Every evening we talk about the day’s events no matter how big or small the things may be. I have learned that listening is a big deal because at first I would hear what was being said but not fully take it in. I’m not 100% there but I’m getting better as time goes on! We have been married for almost two years now and we have learned a lot about how we respond to each other. Paige has learned that by telling me what to do all the time isn't going to work and I don't respond well to being told to do things. So instead she praises me and appreciates me for the things I do and I end up enjoying to hear that, so it’s no problem for me to just do what needs to get done. I know what I need to do and instead of letting it sit and be told to do something I know now that it’s a part of our everyday thing that we don’t have to say “hey do this or do that,” it is not like that. We figured out that communicating in a different way when it came to doing chores or anything around the house it was easier to let the other do the work and then praise them after. I truly believe that has helped us not bicker about little things and has opened up our communication a lot more than it would have if the orders were being handed down the other way and being told how to do it.

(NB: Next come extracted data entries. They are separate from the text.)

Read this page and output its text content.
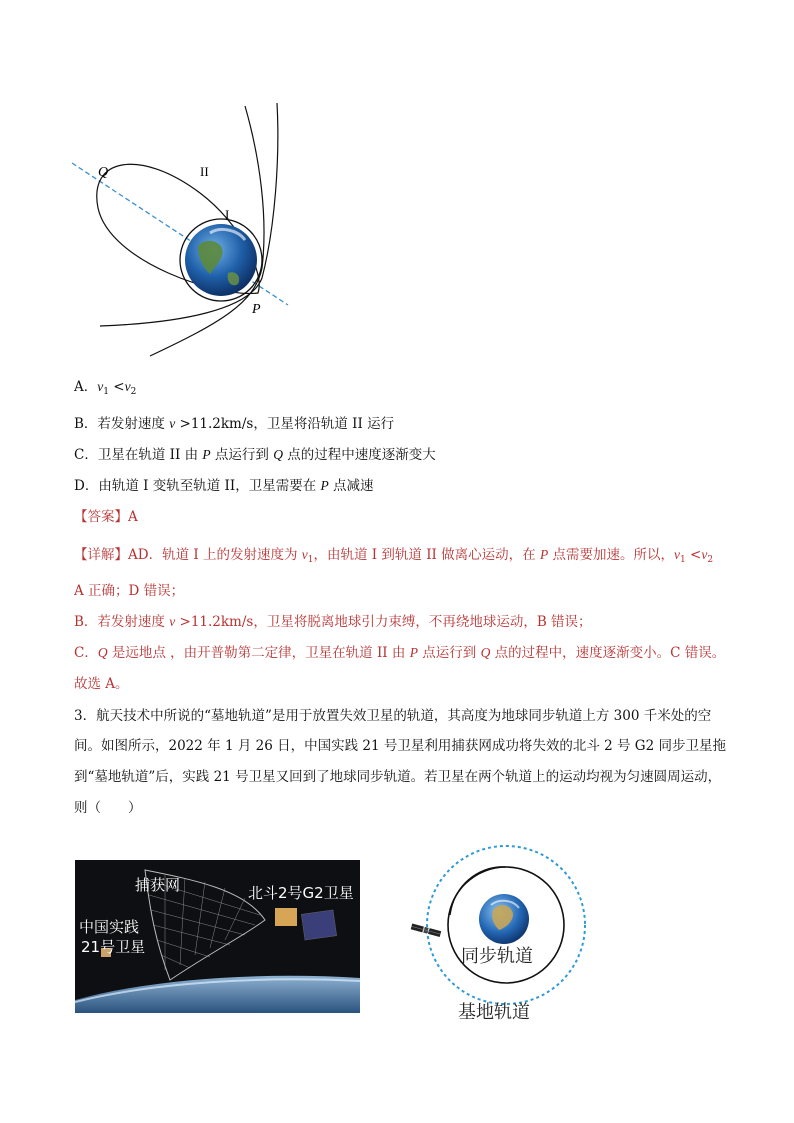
Q	II
I
P
A．$v_1 <v_2$
B．若发射速度 v >11.2km/s，卫星将沿轨道 II 运行
C．卫星在轨道 II 由 P 点运行到 Q 点的过程中速度逐渐变大
D．由轨道 I 变轨至轨道 II，卫星需要在 P 点减速
【答案】A
【详解】AD．轨道 I 上的发射速度为 $v_1$，由轨道 I 到轨道 II 做离心运动，在 P 点需要加速。所以，$v_1 <v_2$
A 正确；D 错误；
B．若发射速度 v >11.2km/s，卫星将脱离地球引力束缚，不再绕地球运动，B 错误；
C．Q 是远地点 ，由开普勒第二定律，卫星在轨道 II 由 P 点运行到 Q 点的过程中，速度逐渐变小。C 错误。
故选 A。
3．航天技术中所说的“墓地轨道”是用于放置失效卫星的轨道，其高度为地球同步轨道上方 300 千米处的空
间。如图所示，2022 年 1 月 26 日，中国实践 21 号卫星利用捕获网成功将失效的北斗 2 号 G2 同步卫星拖
到“墓地轨道”后，实践 21 号卫星又回到了地球同步轨道。若卫星在两个轨道上的运动均视为匀速圆周运动，
则（　　）
捕获网	北斗2号G2卫星
中国实践
21号卫星	同步轨道
基地轨道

There are so many things that I love about my marriage and if I have to pick just one that would be our evenings of just talking or even just in the car when we just go on and on about a topic. It doesn’t have to be the most important issue but we always find a way to keep our conversations together. Maybe its cause I have such a beautiful wife its just easy to look at her and talk and talk or maybe its because she is so smart and funny. I don’t know how, but I am blessed to have such a wonderful wife who keeps me thinking and keeps me wanting more. I know a lot of people struggle and it doesn’t have to be that way, you have to figure out your partners wants and needs and then go from there, everyone takes things differently so looking deeper at the love of your life and seeing what can you do to make them feel special or important makes a huge difference.

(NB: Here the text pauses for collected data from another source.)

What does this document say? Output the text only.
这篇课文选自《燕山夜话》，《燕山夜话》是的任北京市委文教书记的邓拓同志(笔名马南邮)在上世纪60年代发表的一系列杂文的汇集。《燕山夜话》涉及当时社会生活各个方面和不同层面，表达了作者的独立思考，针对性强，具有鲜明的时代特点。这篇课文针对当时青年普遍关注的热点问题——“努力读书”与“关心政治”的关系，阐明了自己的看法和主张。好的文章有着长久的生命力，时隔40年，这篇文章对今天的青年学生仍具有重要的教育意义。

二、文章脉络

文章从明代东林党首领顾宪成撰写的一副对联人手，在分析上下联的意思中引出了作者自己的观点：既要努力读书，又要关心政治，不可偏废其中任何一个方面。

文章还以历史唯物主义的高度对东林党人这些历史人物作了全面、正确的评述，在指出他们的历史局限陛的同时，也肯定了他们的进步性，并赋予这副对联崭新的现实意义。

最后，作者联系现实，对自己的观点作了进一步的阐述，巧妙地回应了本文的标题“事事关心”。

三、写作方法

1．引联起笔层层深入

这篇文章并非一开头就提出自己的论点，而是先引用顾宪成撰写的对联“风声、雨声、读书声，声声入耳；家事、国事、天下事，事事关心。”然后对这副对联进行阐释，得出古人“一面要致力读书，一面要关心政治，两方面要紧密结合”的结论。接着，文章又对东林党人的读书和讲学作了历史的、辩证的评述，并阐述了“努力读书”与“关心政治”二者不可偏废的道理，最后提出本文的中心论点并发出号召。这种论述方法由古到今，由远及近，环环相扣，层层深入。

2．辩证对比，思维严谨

Im blessed knowing that each day I know my wife is always by my side. The last few months have been tough but I know she would have done the same for me. She always tells me she is sorry for causing such a problem but to me its no problem at all. That is my vow to her to be there to never leave her side. I don’t know what I would do with out Paige but I am glad she has made it through the last 6 months. It has been tough on all of us, but inside I was so scared to almost lose her. I had faith and trust in God that it would be ok but sometimes I hold a speck of doubt. My best friend has made it through a lot and I couldn’t ask for anything more. We have our little boy on the way and he has been tough through everything as well. So the two loves of my life are healthy and ok now and it was never any trouble to pick up any extra that I needed to around the house. My life is dedicated to my family and that’s why it is never a problem to just do.
So to end this I just want to say I Love You Paige and also want to thank all of you who are reading this because you all have supported my wife through a lot of tough times and your kind words have always brought a smile to her face!